Australia is at a crossroads - 'a moment of stark nation-defining choice', to use the phrase of politician Cheryl Kernot. She was speaking, alongside Prime Minister John Howard, at the opening of a national Reconciliation Convention attended by 1,800 people last May. She put the choice starkly: 'Either we take a real shot at being a harmonious, inclusive and fair society or we become a totally divided one with inherent racial tensions and protracted court actions.'
No sooner had the political leaders left the stage at the opening ceremony than one side of that choice was demonstrated in music and dance. It began gently, with the sound of Indonesian gongs and bamboo xylophones, building through the rhythms of Spanish flamenco and African drums to a crescendo of Irish dancers thundering across the stage. All the artists were Australians, held together by the clap-stick beats of a single Aboriginal woman weaving her dance between them.
For those of us who took part, the Convention was not just a moment of truth but of promise. The media, of course, highlighted the contentious issues surrounding Native Title, and the Prime Minister's refusal to make a formal apology to the 'stolen generations' of Aboriginal children removed from their parents in the name of assimilation.
Without a doubt those issues were critical. But they were not, in my view, what the Convention was primarily about.
Running much deeper was the undercurrent of a grass-roots movement for 'the renewal of the nation through building better relationships between indigenous peoples and the wider community'. This was not just the Convention's stated aim, but its spirit.
The Convention marked the 30th anniversary of the referendum in 1967, in which 92 per cent of the Australian population voted to return full and equal citizenship rights to Aboriginal people. We are still working to fulfil what we voted for, but the Convention gave us a breathtaking glimpse of such a grass-roots movement at work-for instance, through the video-clips presenting the 15 finalists among 300 groups nominated to receive reconciliation awards.
The Convention was preceded by 100 regional meetings around Australia, attended by 12,000 people. I was at one of them in a country town, sitting between the town's police inspector and the Ngarrindjeri mother of a teenager he had put in prison for drink driving.
Then, five days after the Convention, our local reconciliation group in suburban Adelaide (one of 300 formed voluntarily in our State) held a reconciliation day on the site of Colebrook Training Home. Here 350 Aboriginal children - many of them taken forcibly from their parents - had been institutionalized. The event was co-hosted by the Colebrook tji tji tjuta (mob of kids), reluctantly agreeing to return to a place that one of them described as 'cursed'.
We had planned for 300-400 people. Some 1,500 turned up. The barbecued kangaroo and sausages (provided by our local Council) disappeared in 20 minutes. No one seemed put out. Locals entered into the spirit of reconciliation - talking around the campfires, looking at historical display boards, joining traditional dances, adding to a community artwork. All through the crowd, one could see former Colebrook residents reconnecting with school-mates from 30 years ago.

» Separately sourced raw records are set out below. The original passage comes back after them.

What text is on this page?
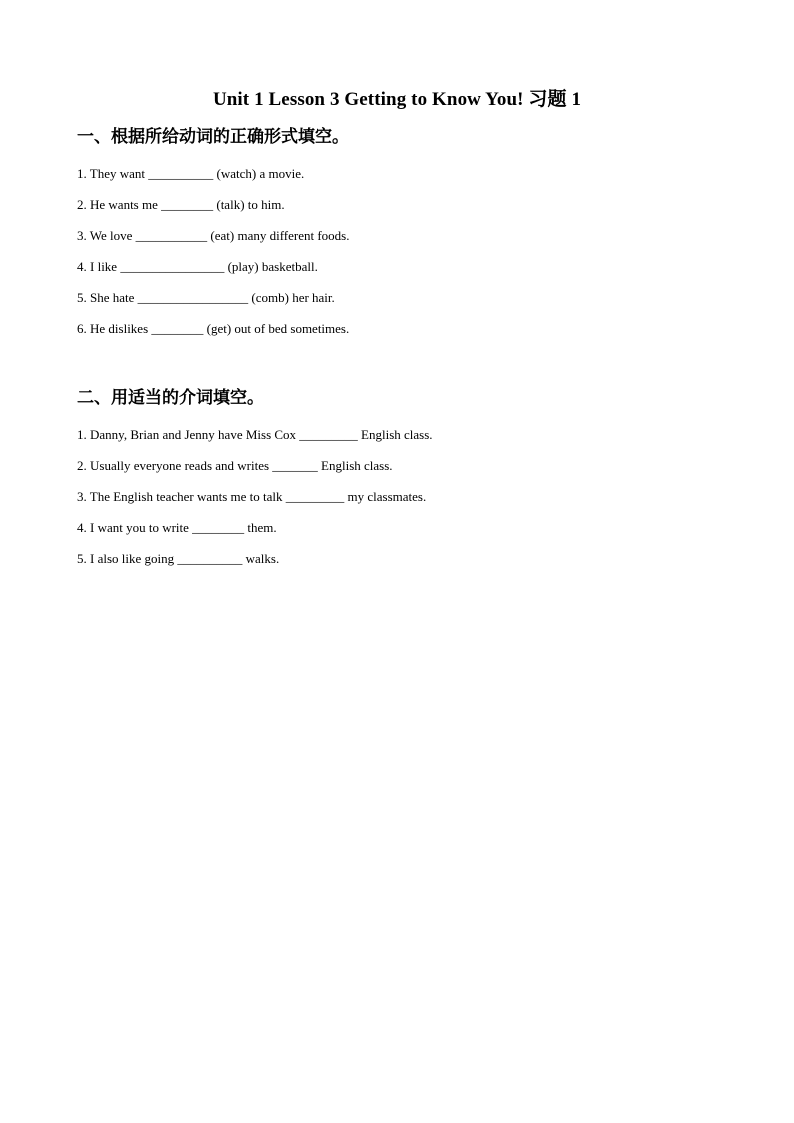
Unit 1 Lesson 3 Getting to Know You! 习题 1
一、根据所给动词的正确形式填空。
1. They want __________ (watch) a movie.
2. He wants me ________ (talk) to him.
3. We love ___________ (eat) many different foods.
4. I like ________________ (play) basketball.
5. She hate _________________ (comb) her hair.
6. He dislikes ________ (get) out of bed sometimes.
二、用适当的介词填空。
1. Danny, Brian and Jenny have Miss Cox _________ English class.
2. Usually everyone reads and writes _______ English class.
3. The English teacher wants me to talk _________ my classmates.
4. I want you to write ________ them.
5. I also like going __________ walks.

Many such examples of the reconciliation movement could be described.
But with other, divisive grass-root movements contesting for our national soul, the 'nation-defining choice' will not come painlessly. Something in our national-and personal-character is being tested.
The tragedy will be if sensitive issues like Native Title are fought out in a fractious battle between ideological and economic interest groups. Yet it is on the hard anvil of these issues that 'reconciliation' must become real, if it is to mean anything.
We 'mainstream' Anglo-Celtic Australians don't like bitter, angry voices shouting at us across the racial divides. But how rarely we see the self-righteousness which is the other side of the coin.
Most Aboriginals I know are remarkable in their willingness to forgive. David Matthews, one of two young Aboriginals chosen to speak at the May Convention, said, 'Let us not be bitter. Bitterness is an empty thing; a maggot in the mind.'
If that is so, then the rest of us must let go of self-righteous denial. It is a heavy thing; a stone in the heart.